The current winner of the American Association of School Administrators’ “Superintendent of the Year Award,” Heath approaches his job like the CEO of a large organization that has lots of stockholders (voters) he is anxious to do a good job for. To that end, Washoe County School District has engaged K12 Insight, a Washington, DC company that “transforms school districts into organizations that grow trust capital by engaging the silent majority of their stakeholders through transparency and collaborative decision-making.”
As Heath explains it: “You have to gain political capital to spend political capital.” Here’s where K12 Insight’s expertise—“survey design and deployment in public schools, impact of surveys and community wide communication on public schools”—comes in.
A headline in last week’s Bonanza read: “Incline schools’ signature academy survey extended”. The story went on to explain that all local residents are asked to respond to a survey to express ideas and thoughts on the proposed signature academy for Incline schools. That tells us two things: The signature academy concept is a departure from the old 3 R’s, and the superintendent is seeking input from his “stockholders.” Kudos on the latter, but I had to do some research to find out what a signature academy is.

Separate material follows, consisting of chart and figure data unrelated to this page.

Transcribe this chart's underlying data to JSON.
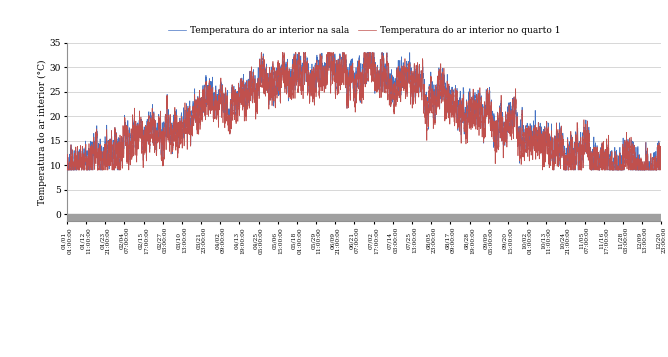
{
  "title": "",
  "ylabel": "Temperatura do ar interior (°C)",
  "ylim": [
    -1.5,
    35
  ],
  "yticks": [
    0,
    5,
    10,
    15,
    20,
    25,
    30,
    35
  ],
  "legend_sala": "Temperatura do ar interior na sala",
  "legend_quarto": "Temperatura do ar interior no quarto 1",
  "color_sala": "#4472C4",
  "color_quarto": "#C0504D",
  "linewidth": 0.5,
  "background_color": "#FFFFFF",
  "grid_color": "#C8C8C8",
  "below_zero_color": "#A0A0A0",
  "figsize": [
    6.68,
    3.57
  ],
  "dpi": 100,
  "xtick_labels": [
    "01/01\n01:00:00",
    "01/12\n11:00:00",
    "01/23\n21:00:00",
    "02/04\n07:00:00",
    "02/15\n17:00:00",
    "02/27\n03:00:00",
    "03/10\n13:00:00",
    "03/21\n23:00:00",
    "04/02\n09:00:00",
    "04/13\n19:00:00",
    "04/25\n05:00:00",
    "05/06\n15:00:00",
    "05/18\n01:00:00",
    "05/29\n11:00:00",
    "06/09\n21:00:00",
    "06/21\n07:00:00",
    "07/02\n17:00:00",
    "07/14\n03:00:00",
    "07/25\n13:00:00",
    "08/05\n23:00:00",
    "08/17\n09:00:00",
    "08/28\n19:00:00",
    "09/09\n05:00:00",
    "09/20\n15:00:00",
    "10/02\n01:00:00",
    "10/13\n11:00:00",
    "10/24\n21:00:00",
    "11/05\n07:00:00",
    "11/16\n17:00:00",
    "11/28\n03:00:00",
    "12/09\n13:00:00",
    "12/20\n23:00:00"
  ]
}
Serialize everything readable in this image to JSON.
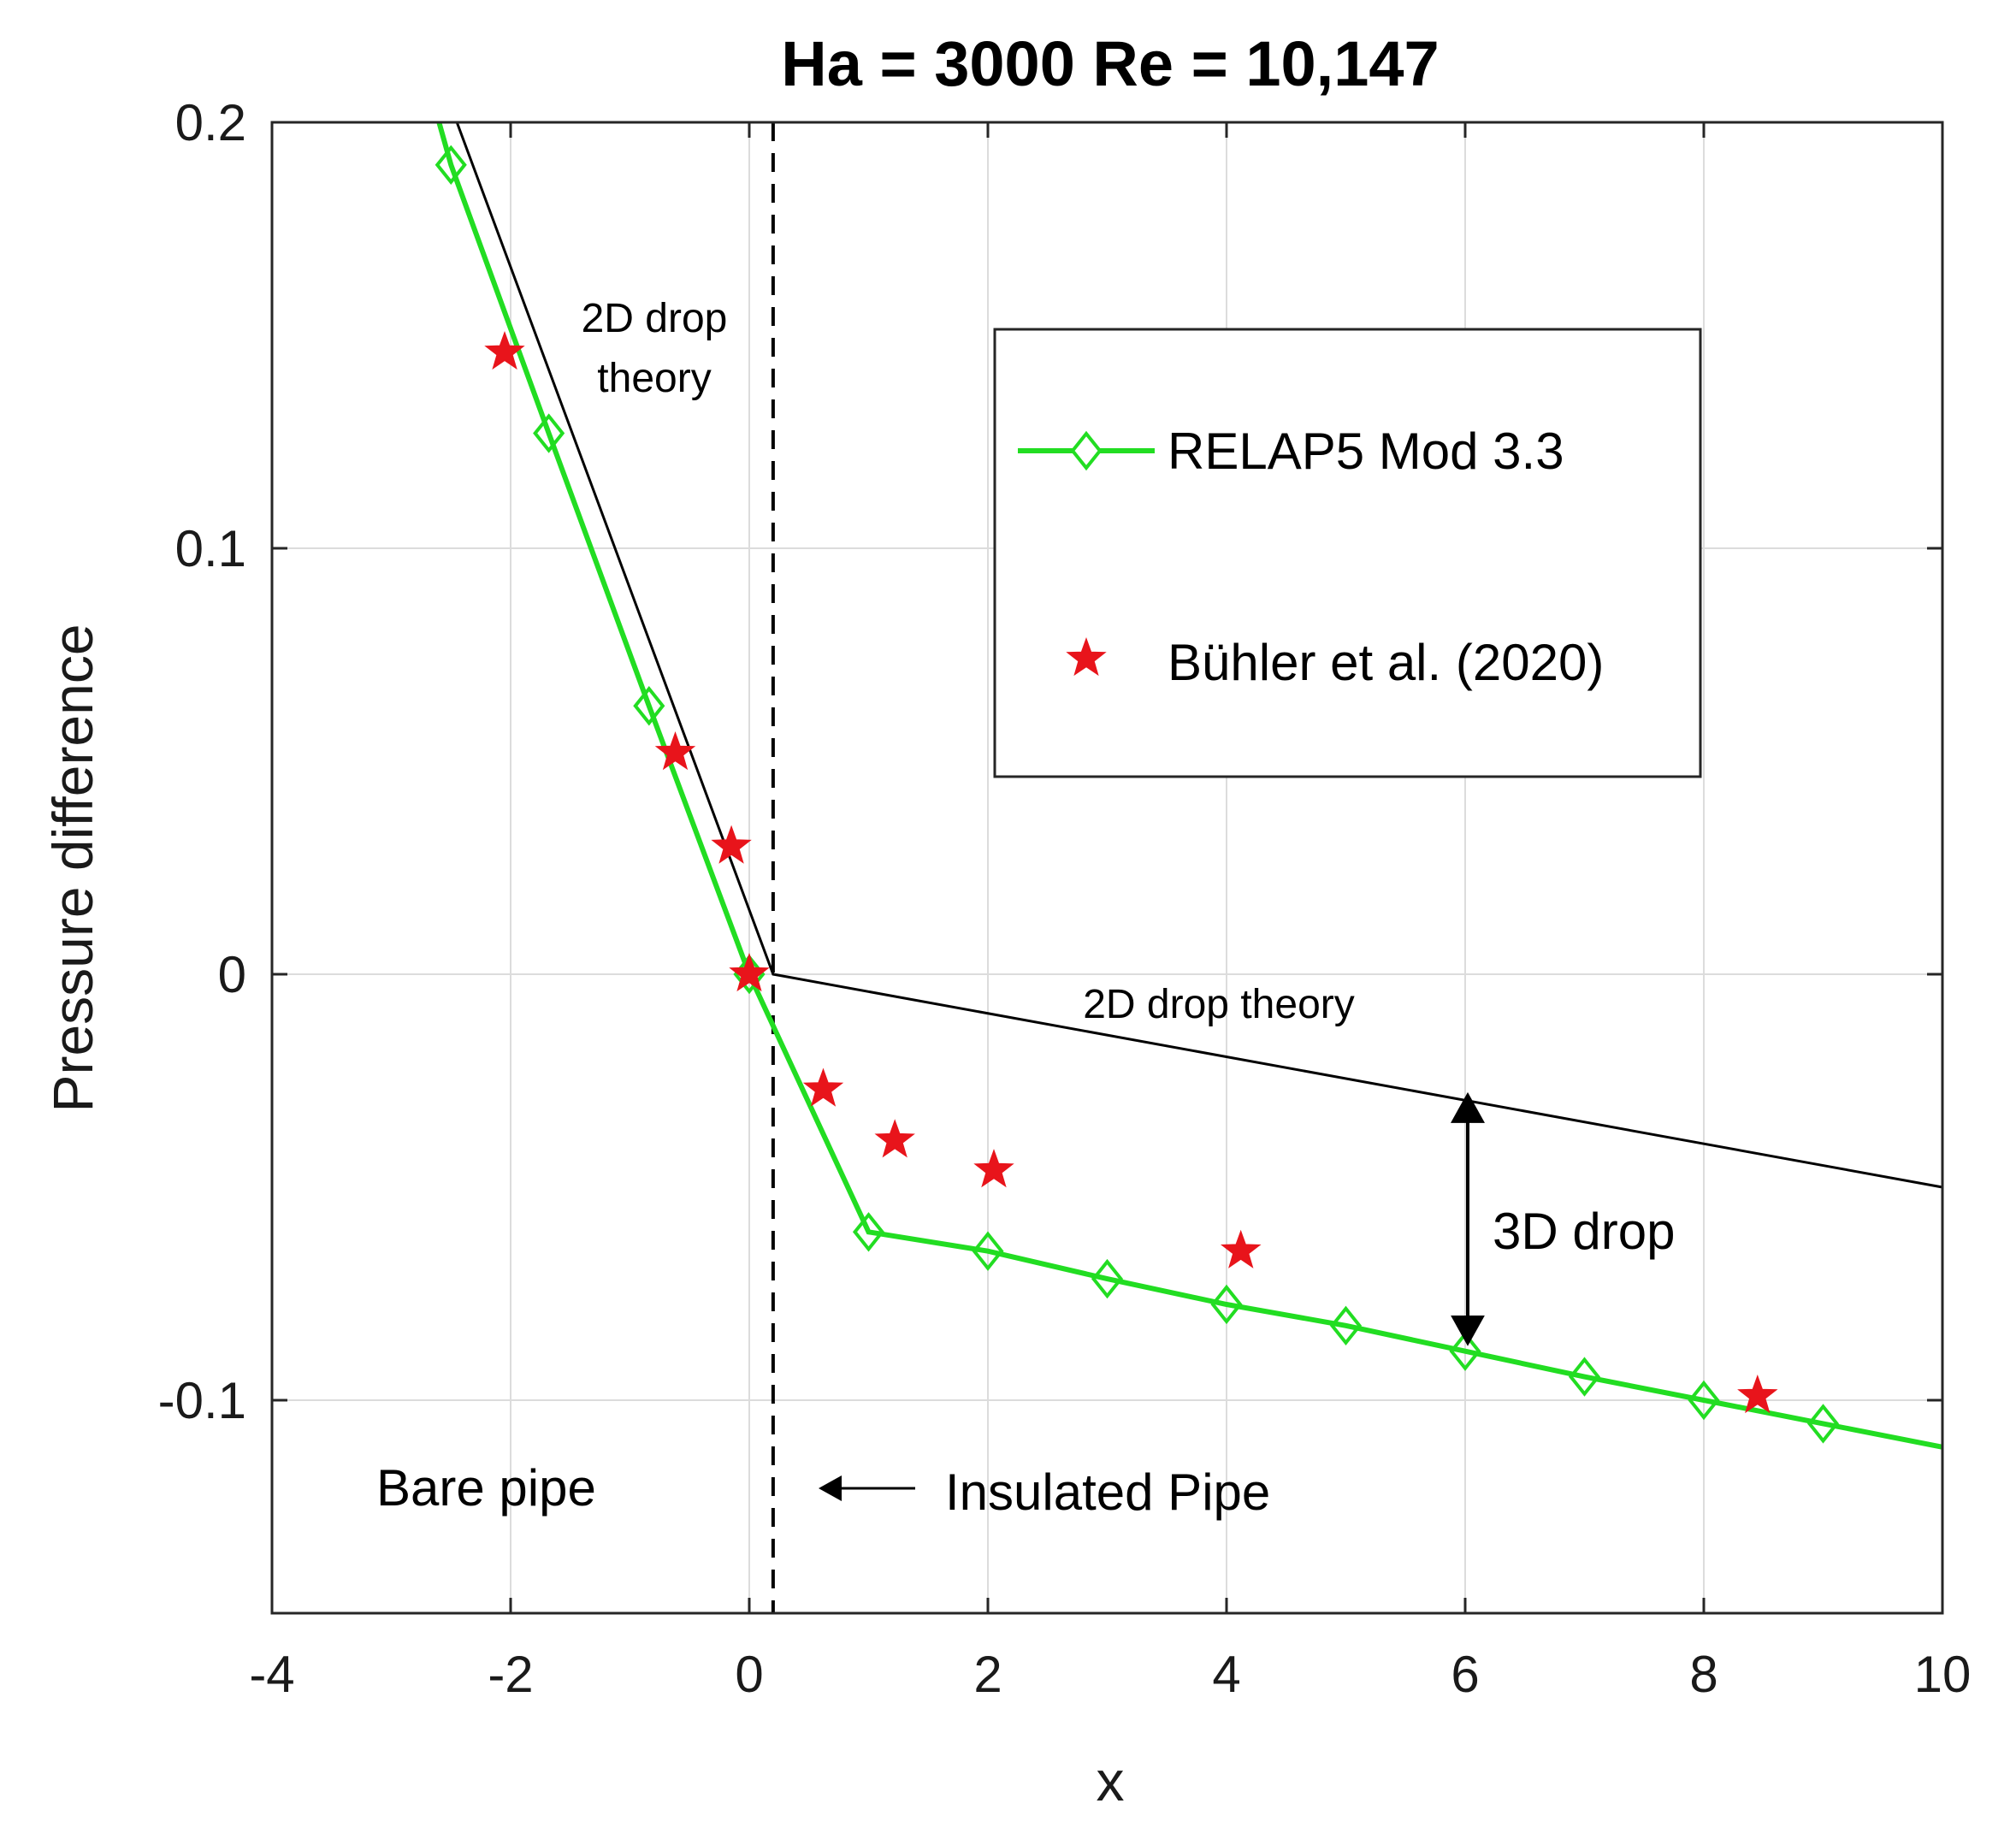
{
  "chart_data": {
    "type": "line",
    "title": "Ha = 3000 Re = 10,147",
    "xlabel": "x",
    "ylabel": "Pressure  difference",
    "xlim": [
      -4,
      10
    ],
    "ylim": [
      -0.15,
      0.2
    ],
    "xticks": [
      -4,
      -2,
      0,
      2,
      4,
      6,
      8,
      10
    ],
    "yticks": [
      -0.1,
      0,
      0.1,
      0.2
    ],
    "xtick_labels": [
      "-4",
      "-2",
      "0",
      "2",
      "4",
      "6",
      "8",
      "10"
    ],
    "ytick_labels": [
      "-0.1",
      "0",
      "0.1",
      "0.2"
    ],
    "grid": true,
    "legend_position": "top-right",
    "colors": {
      "relap": "#22dd22",
      "buhler": "#e8141b",
      "theory": "#000000"
    },
    "series": [
      {
        "name": "RELAP5 Mod 3.3",
        "kind": "line-marker",
        "marker": "diamond",
        "x": [
          -2.6,
          -2.5,
          -1.68,
          -0.84,
          0.0,
          1.0,
          2.0,
          3.0,
          4.0,
          5.0,
          6.0,
          7.0,
          8.0,
          9.0,
          10.0
        ],
        "y": [
          0.2,
          0.19,
          0.127,
          0.063,
          0.0,
          -0.0605,
          -0.065,
          -0.0715,
          -0.0775,
          -0.0825,
          -0.0885,
          -0.0945,
          -0.1,
          -0.1055,
          -0.111
        ]
      },
      {
        "name": "Bühler et al. (2020)",
        "kind": "scatter",
        "marker": "star",
        "x": [
          -2.05,
          -0.62,
          -0.15,
          0.0,
          0.62,
          1.22,
          2.05,
          4.12,
          8.45
        ],
        "y": [
          0.146,
          0.052,
          0.03,
          0.0,
          -0.027,
          -0.039,
          -0.046,
          -0.065,
          -0.099
        ]
      },
      {
        "name": "2D drop theory",
        "kind": "line",
        "in_legend": false,
        "x": [
          -2.45,
          0.2,
          10.0
        ],
        "y": [
          0.2,
          0.0,
          -0.05
        ]
      }
    ],
    "reference_lines": [
      {
        "orientation": "vertical",
        "x": 0.2,
        "style": "dashed"
      }
    ],
    "annotations": {
      "theory_label_1": [
        "2D drop",
        "theory"
      ],
      "theory_label_2": "2D drop theory",
      "drop3d": "3D drop",
      "bare_pipe": "Bare pipe",
      "insulated_pipe": "Insulated Pipe"
    }
  }
}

The background is that Heath’s board, the ones we elected, have approved a plan whereby all students graduate from high school and that they graduate ready for the job market and/or ready to go to college. By entering into mutual agreements with local businesses and higher educational institutes (in our case Sierra Nevada College), students can have an option to receive additional training in specific areas that may be of interest to them at the same time as they complete their high school graduation requirements. Depending on the availability of resources and the wishes of the student, the academy may furnish additional credit academic courses, job market skills, and the like.
Students who opt for signature academy training may be college bound but in need of training for a well-paying part time job in college, or they may opt for the workforce on graduation. In either case, it appears to me that this program is a low (or no) cost adjunct to a high school education. It’s great that the school district bothered to ask us stockholders our opinions. By the way, Gov. Sandoval referred to Washoe County’s signature academy when he announced his new economic recovery plan.
Readers with long memories may recall back to 1996 when the school district sought to pass a school construction bond and Washoe County voters turned it down by a crushing margin. It seems to me that if that school board had bothered to “grow trust capital by engaging the silent majority of their stakeholders through transparency and collaborative decision-making,” there might have been a different result.
Looks like Dr. Morrison really deserved that national award.
(Jim Clark is President of Republican Advocates and a member of the Washoe County & Nevada State GOP Central Committees.)